Months ago, we expressed astonishment that China could wall off its megacities. It seemed like the hallmark of an authoritarian government, an overly aggressive and anti-citizen response to a problem that its leader’s own ignorance had created. Trying to apply that to the U.S. was unfathomable. What would Los Angeles look like if nobody could get in or out? What would it mean to be an American who couldn’t roam freely in their own country, much less county?
And yet, it seems to have worked. The numbers, however dubiously we can look at them, indicate a slowdown in new infections. The over the top response was painful and dystopian but effective.

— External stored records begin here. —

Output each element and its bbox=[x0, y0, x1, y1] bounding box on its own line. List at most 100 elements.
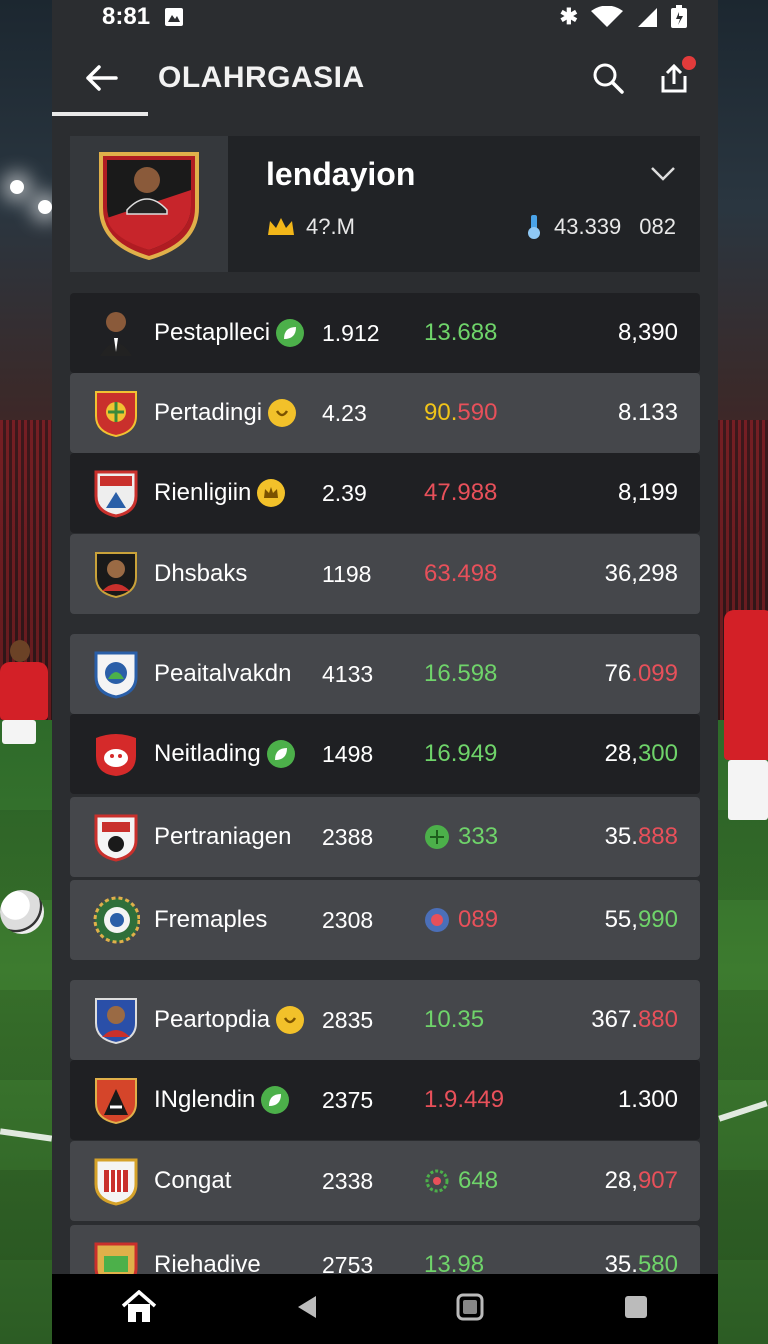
crown-icon bbox=[268, 218, 294, 235]
cell-c1: 4133 bbox=[322, 660, 374, 687]
table-row[interactable]: Congat 2338 648 28,907 bbox=[70, 1141, 700, 1221]
profile-card[interactable]: lendayion 4?.M 43.339 082 bbox=[70, 136, 700, 272]
team-name: Rienligiin bbox=[154, 479, 252, 506]
team-name: Peaitalvakdn bbox=[154, 660, 292, 687]
leaf-badge-icon bbox=[276, 319, 305, 347]
status-bar: 8:81 ✱ bbox=[52, 0, 718, 34]
cell-c1: 1198 bbox=[322, 560, 372, 587]
player-right bbox=[718, 570, 768, 950]
cell-c1: 4.23 bbox=[322, 399, 367, 426]
chevron-down-icon[interactable] bbox=[650, 166, 676, 182]
page-title: OLAHRGASIA bbox=[158, 61, 365, 94]
cell-c3: 8,199 bbox=[617, 479, 678, 506]
bluetooth-icon: ✱ bbox=[559, 4, 578, 29]
search-button[interactable] bbox=[590, 60, 626, 96]
table-row[interactable]: Rienligiin 2.39 47.988 8,199 bbox=[70, 453, 700, 533]
table-row[interactable]: Dhsbaks 1198 63.498 36,298 bbox=[70, 534, 700, 614]
player-avatar-icon bbox=[92, 307, 140, 359]
battery-icon bbox=[671, 5, 687, 28]
cell-c2: 16.598 bbox=[424, 660, 498, 687]
cell-c2: 16.949 bbox=[424, 740, 498, 767]
notification-dot bbox=[682, 56, 696, 70]
back-button[interactable] bbox=[52, 40, 152, 116]
arrow-left-icon bbox=[86, 65, 118, 91]
back-triangle-icon bbox=[297, 1295, 316, 1318]
globe-icon bbox=[425, 908, 449, 932]
leaf-badge-icon bbox=[261, 1086, 290, 1114]
club-crest-icon bbox=[92, 387, 140, 439]
club-crest-icon bbox=[92, 648, 140, 700]
cell-c2: 90.590 bbox=[424, 399, 498, 426]
navigation-bar bbox=[52, 1274, 718, 1344]
smiley-badge-icon bbox=[268, 399, 297, 427]
cell-c1: 1498 bbox=[322, 740, 374, 767]
home-icon bbox=[122, 1289, 157, 1322]
cell-c1: 2388 bbox=[322, 823, 374, 850]
profile-stat-left: 4?.M bbox=[306, 214, 355, 239]
club-crest-icon bbox=[92, 467, 140, 519]
signal-icon bbox=[638, 8, 657, 27]
smiley-badge-icon bbox=[276, 1006, 305, 1034]
system-recents-button[interactable] bbox=[623, 1294, 649, 1325]
cell-c2: 10.35 bbox=[424, 1006, 485, 1033]
table-row[interactable]: Neitlading 1498 16.949 28,300 bbox=[70, 714, 700, 794]
cell-c1: 2375 bbox=[322, 1086, 374, 1113]
cell-c3: 367.880 bbox=[591, 1006, 678, 1033]
team-name: Dhsbaks bbox=[154, 560, 248, 587]
table-row[interactable]: Pertadingi 4.23 90.590 8.133 bbox=[70, 373, 700, 453]
cell-c3: 36,298 bbox=[604, 560, 678, 587]
status-time: 8:81 bbox=[102, 3, 151, 30]
profile-stat-right-b: 082 bbox=[639, 214, 676, 239]
trophy-icon bbox=[527, 215, 540, 239]
profile-stat-right-a: 43.339 bbox=[553, 214, 622, 239]
table-row[interactable]: INglendin 2375 1.9.449 1.300 bbox=[70, 1060, 700, 1140]
club-crest-icon bbox=[92, 894, 140, 946]
cell-c3: 8,390 bbox=[617, 319, 678, 346]
cell-c2: 333 bbox=[424, 823, 498, 851]
club-crest-icon bbox=[92, 1074, 140, 1126]
table-row[interactable]: Peaitalvakdn 4133 16.598 76.099 bbox=[70, 634, 700, 714]
football bbox=[0, 890, 44, 934]
profile-name: lendayion bbox=[266, 156, 416, 192]
cell-c2: 47.988 bbox=[424, 479, 498, 506]
cell-c3: 28,300 bbox=[604, 740, 678, 767]
crown-badge-icon bbox=[257, 479, 286, 507]
cell-c2: 63.498 bbox=[424, 560, 498, 587]
cell-c1: 2308 bbox=[322, 906, 374, 933]
team-name: Fremaples bbox=[154, 906, 268, 933]
table-row[interactable]: Pestaplleci 1.912 13.688 8,390 bbox=[70, 293, 700, 373]
gear-icon bbox=[425, 1169, 449, 1193]
cell-c2: 1.9.449 bbox=[424, 1086, 505, 1113]
cell-c3: 35.888 bbox=[604, 823, 678, 850]
wifi-icon bbox=[591, 6, 623, 27]
home-square-icon bbox=[456, 1293, 484, 1320]
ball-icon bbox=[425, 825, 449, 849]
system-home-button[interactable] bbox=[456, 1293, 484, 1326]
table-row[interactable]: Peartopdia 2835 10.35 367.880 bbox=[70, 980, 700, 1060]
team-name: Neitlading bbox=[154, 740, 261, 767]
table-row[interactable]: Fremaples 2308 089 55,990 bbox=[70, 880, 700, 960]
team-name: Pertadingi bbox=[154, 399, 263, 426]
team-name: Congat bbox=[154, 1167, 232, 1194]
profile-crest bbox=[70, 136, 228, 272]
team-name: INglendin bbox=[154, 1086, 256, 1113]
club-crest-icon bbox=[92, 811, 140, 863]
team-name: Pertraniagen bbox=[154, 823, 292, 850]
app-bar: OLAHRGASIA bbox=[52, 40, 718, 116]
recents-icon bbox=[624, 1295, 647, 1318]
system-back-button[interactable] bbox=[296, 1294, 318, 1325]
photo-notification-icon bbox=[165, 8, 184, 26]
player-left bbox=[0, 640, 52, 810]
home-nav-button[interactable] bbox=[121, 1289, 157, 1329]
cell-c2: 13.688 bbox=[424, 319, 498, 346]
cell-c3: 28,907 bbox=[604, 1167, 678, 1194]
cell-c1: 2338 bbox=[322, 1167, 374, 1194]
table-row[interactable]: Pertraniagen 2388 333 35.888 bbox=[70, 797, 700, 877]
leaf-badge-icon bbox=[266, 740, 295, 768]
cell-c1: 2835 bbox=[322, 1006, 374, 1033]
cell-c3: 1.300 bbox=[617, 1086, 678, 1113]
share-button[interactable] bbox=[656, 56, 696, 96]
team-name: Pestaplleci bbox=[154, 319, 271, 346]
cell-c3: 8.133 bbox=[617, 399, 678, 426]
team-name: Peartopdia bbox=[154, 1006, 271, 1033]
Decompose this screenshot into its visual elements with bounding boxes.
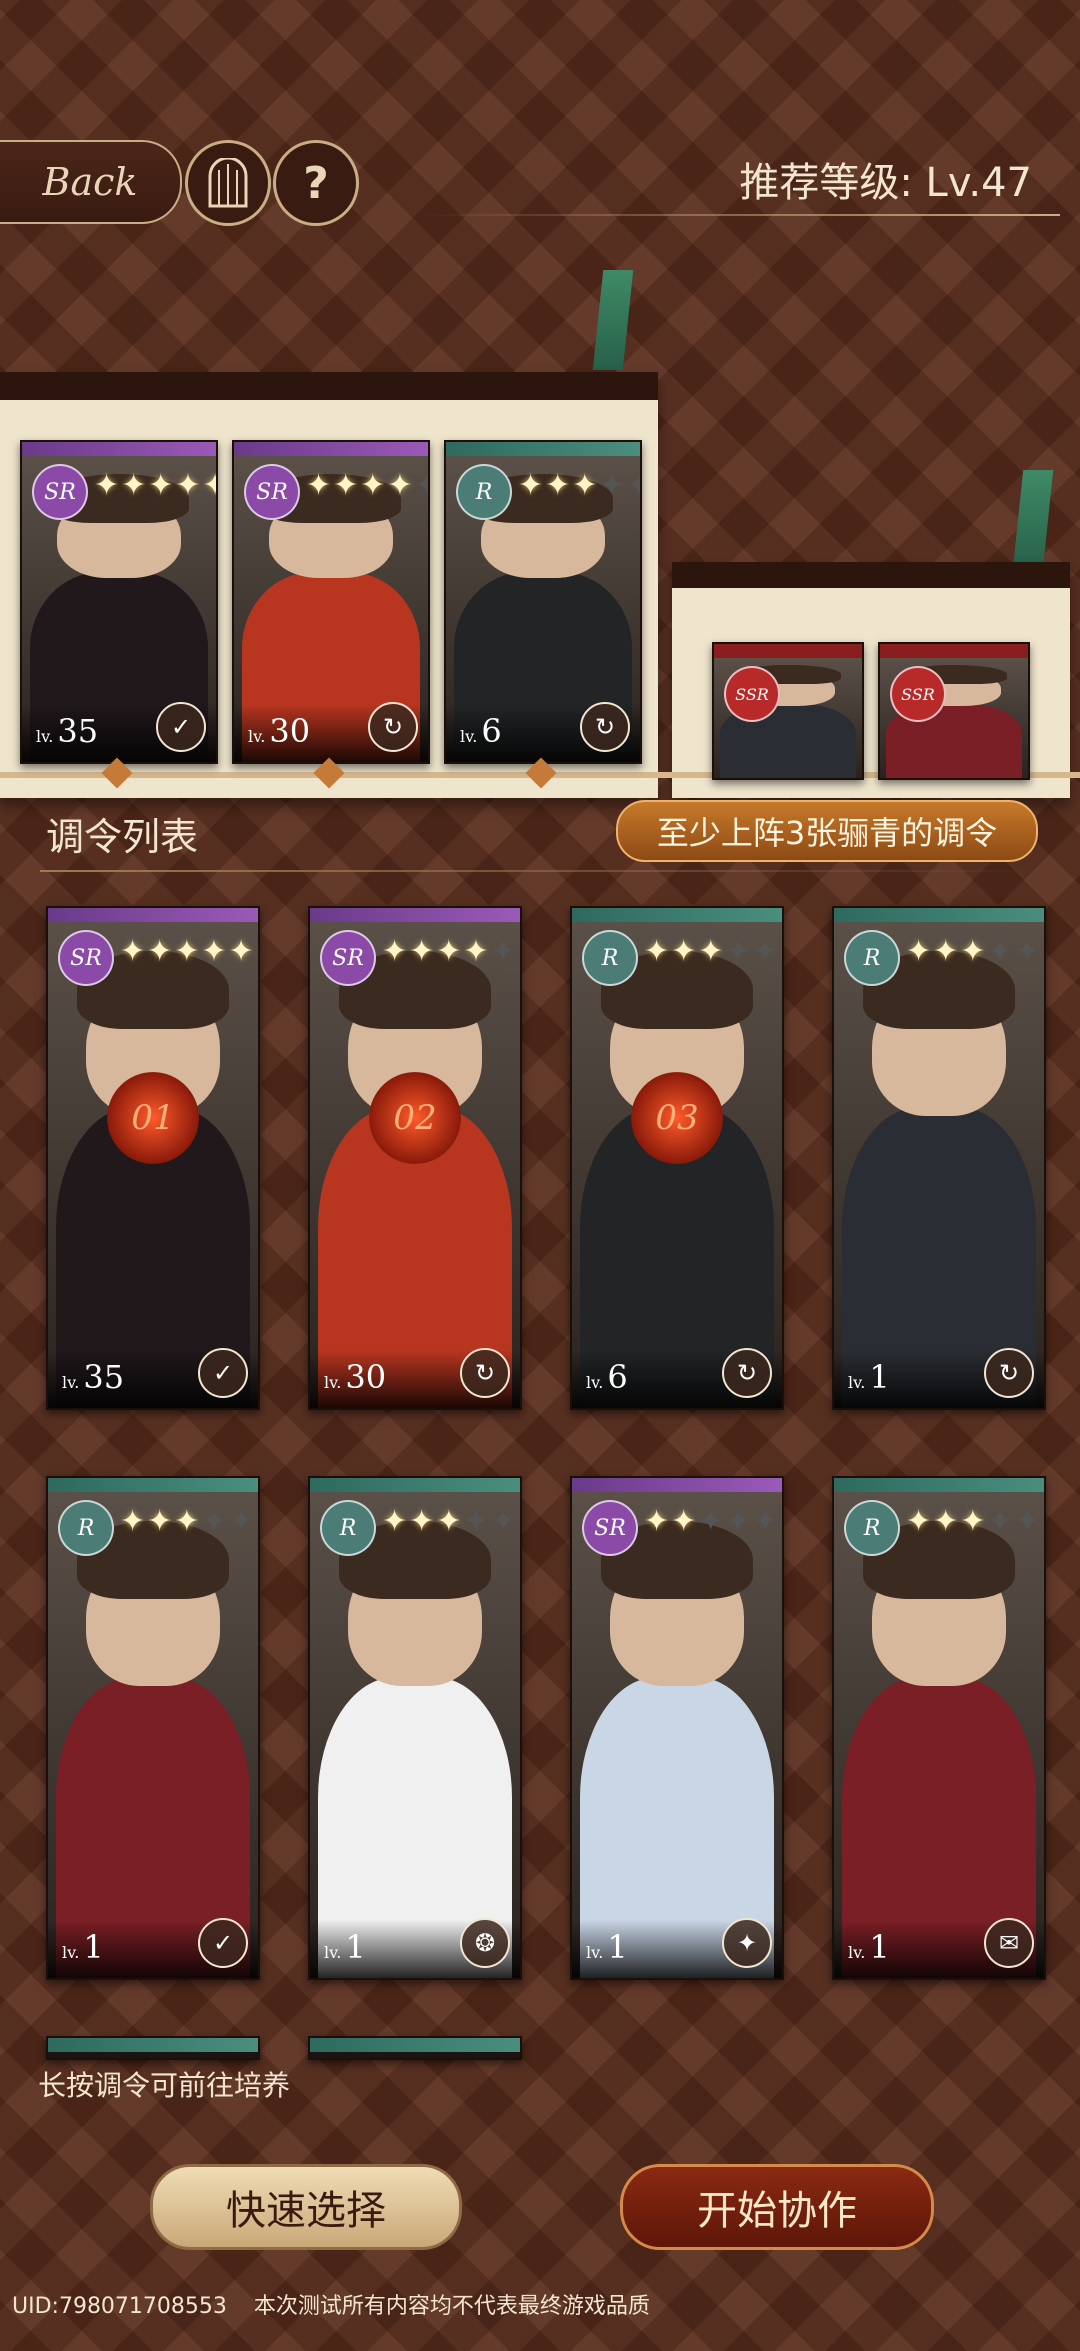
- card-level: lv. 1: [62, 1928, 104, 1966]
- card-level: lv. 6: [586, 1358, 628, 1396]
- order-number: 03: [631, 1072, 723, 1164]
- star-rating: ✦✦✦✦✦: [306, 468, 428, 503]
- character-art: [834, 1492, 1044, 1978]
- order-card[interactable]: R ✦✦✦✦✦ lv. 1 ❂: [308, 1476, 522, 1980]
- card-level: lv. 30: [324, 1358, 387, 1396]
- character-art: [572, 1492, 782, 1978]
- order-card[interactable]: R ✦✦✦✦✦ 03 lv. 6 ↻: [570, 906, 784, 1410]
- team-slot-card[interactable]: SR✦✦✦✦✦ lv.30 ↻: [232, 440, 430, 764]
- star-rating: ✦✦✦✦✦: [382, 934, 518, 969]
- disclaimer: 本次测试所有内容均不代表最终游戏品质: [253, 2294, 650, 2319]
- rarity-badge: SSR: [890, 666, 946, 722]
- skill-icon: ✉: [984, 1918, 1034, 1968]
- requirement-badge: 至少上阵3张骊青的调令: [616, 800, 1038, 862]
- team-slot-card[interactable]: R✦✦✦✦✦ lv.6 ↻: [444, 440, 642, 764]
- character-art: [310, 1492, 520, 1978]
- card-level: lv. 6: [460, 712, 502, 750]
- gate-button[interactable]: [185, 140, 271, 226]
- team-slot-card[interactable]: SR ✦✦✦✦✦ lv. 35 ✓: [20, 440, 218, 764]
- back-button[interactable]: Back: [0, 140, 182, 224]
- rarity-badge: SR: [320, 930, 376, 986]
- card-level: lv. 1: [848, 1358, 890, 1396]
- star-rating: ✦✦✦✦✦: [906, 934, 1042, 969]
- card-level: lv. 1: [324, 1928, 366, 1966]
- support-slot-card[interactable]: SSR: [878, 642, 1030, 780]
- ribbon-decoration: [592, 270, 634, 370]
- order-card[interactable]: R ✦✦✦✦✦ lv. 1 ✓: [46, 1476, 260, 1980]
- rarity-badge: R: [456, 464, 512, 520]
- skill-icon: ✓: [198, 1348, 248, 1398]
- card-level: lv. 35: [62, 1358, 125, 1396]
- help-icon: ?: [303, 157, 329, 209]
- character-art: [48, 1492, 258, 1978]
- character-art: [48, 922, 258, 1408]
- skill-icon: ✓: [156, 702, 206, 752]
- order-card[interactable]: SR ✦✦✦✦✦ lv. 1 ✦: [570, 1476, 784, 1980]
- card-level: lv. 1: [586, 1928, 628, 1966]
- rarity-badge: R: [582, 930, 638, 986]
- rarity-badge: SSR: [724, 666, 780, 722]
- skill-icon: ✦: [722, 1918, 772, 1968]
- gate-icon: [208, 158, 248, 208]
- rarity-badge: SR: [32, 464, 88, 520]
- character-art: [572, 922, 782, 1408]
- rarity-badge: SR: [244, 464, 300, 520]
- back-label: Back: [42, 160, 138, 204]
- support-slot-card[interactable]: SSR: [712, 642, 864, 780]
- star-rating: ✦✦✦✦✦: [644, 1504, 780, 1539]
- quick-select-button[interactable]: 快速选择: [150, 2164, 462, 2250]
- card-level: lv. 30: [248, 712, 311, 750]
- star-rating: ✦✦✦✦✦: [644, 934, 780, 969]
- star-rating: ✦✦✦✦✦: [120, 1504, 256, 1539]
- character-art: [834, 922, 1044, 1408]
- star-rating: ✦✦✦✦✦: [906, 1504, 1042, 1539]
- footer: UID:798071708553 本次测试所有内容均不代表最终游戏品质: [12, 2288, 650, 2320]
- skill-icon: ❂: [460, 1918, 510, 1968]
- requirement-text: 至少上阵3张骊青的调令: [656, 814, 998, 852]
- order-card[interactable]: SR ✦✦✦✦✦ 02 lv. 30 ↻: [308, 906, 522, 1410]
- order-number: 02: [369, 1072, 461, 1164]
- character-art: [310, 922, 520, 1408]
- order-card-partial[interactable]: [46, 2036, 260, 2060]
- star-rating: ✦✦✦✦✦: [518, 468, 640, 503]
- help-button[interactable]: ?: [273, 140, 359, 226]
- skill-icon: ↻: [580, 702, 630, 752]
- skill-icon: ↻: [368, 702, 418, 752]
- recommended-level: 推荐等级: Lv.47: [739, 160, 1032, 206]
- start-cooperation-button[interactable]: 开始协作: [620, 2164, 934, 2250]
- star-rating: ✦✦✦✦✦: [94, 468, 218, 503]
- rarity-badge: R: [844, 930, 900, 986]
- order-list-title: 调令列表: [46, 815, 199, 859]
- rarity-badge: R: [844, 1500, 900, 1556]
- card-level: lv. 1: [848, 1928, 890, 1966]
- rarity-badge: SR: [582, 1500, 638, 1556]
- ribbon-decoration: [1012, 470, 1054, 570]
- star-rating: ✦✦✦✦✦: [120, 934, 256, 969]
- rarity-badge: SR: [58, 930, 114, 986]
- skill-icon: ✓: [198, 1918, 248, 1968]
- order-card[interactable]: R ✦✦✦✦✦ lv. 1 ↻: [832, 906, 1046, 1410]
- header-divider: [420, 214, 1060, 216]
- order-number: 01: [107, 1072, 199, 1164]
- order-card[interactable]: SR ✦✦✦✦✦ 01 lv. 35 ✓: [46, 906, 260, 1410]
- skill-icon: ↻: [984, 1348, 1034, 1398]
- rarity-badge: R: [58, 1500, 114, 1556]
- star-rating: ✦✦✦✦✦: [382, 1504, 518, 1539]
- card-level: lv. 35: [36, 712, 99, 750]
- skill-icon: ↻: [460, 1348, 510, 1398]
- long-press-hint: 长按调令可前往培养: [38, 2069, 291, 2102]
- skill-icon: ↻: [722, 1348, 772, 1398]
- rarity-badge: R: [320, 1500, 376, 1556]
- list-divider: [40, 870, 1040, 872]
- order-card-partial[interactable]: [308, 2036, 522, 2060]
- order-card[interactable]: R ✦✦✦✦✦ lv. 1 ✉: [832, 1476, 1046, 1980]
- user-id: UID:798071708553: [12, 2294, 227, 2319]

In Italy, in response to a substantial outbreak that may have been linked to Fashion Week of all things, the dire helplessness of the situation forced a democratic, modern society to take those same measures. Perhaps not as militantly, but hopefully as effectively.
But here at home, the news is frantic and sorely lacking in detail. Like so many national issues, Coronavirus itself has become infected by political persuasion, and worst of all, we find ourselves subject to the incoherent ramblings of our fearless leader, trying to straddle the line between total denial and unwarranted bravado.
The President seems to feel that by speaking it into existence, a cure would manifest. The tests that have still not been circulated would magically track all the cases, and within weeks, our stock market would overcome its temporary anemia.
But of course, none of that makes sense to believe because we are still so in the dark. The numbers we know are small, only a few hundred cases nationally, and deaths are thankfully fewer. But they have been increasing daily and spreading widely.
This has left us, the people, to be our own detectives. Tracking down these individual cases and looking for clues. While the country argues about the true severity of the virus, we see only its wake as it moves through each sector.
Will we find ourselves okay in the end, lucky enough to have gotten the whole thing wrong, as the President suggests? Or will we find ourselves backed into a corner like Lombardy, with miles of traffic in all directions as people take the last train out of town before it closes?
It is said that Olympus Mons on Mars, the tallest planetary mountain in the solar system, is so massive and has such a gradual slope that you would hardly perceive its height if you were able to hike to the peak. And yet, the extinct volcano is twice as tall as Mt. Everest.
It still feels like we are moving up the gentlest slopes with coronavirus, unable to see the peak. How much farther is it to the top, and how high will it be when we get there?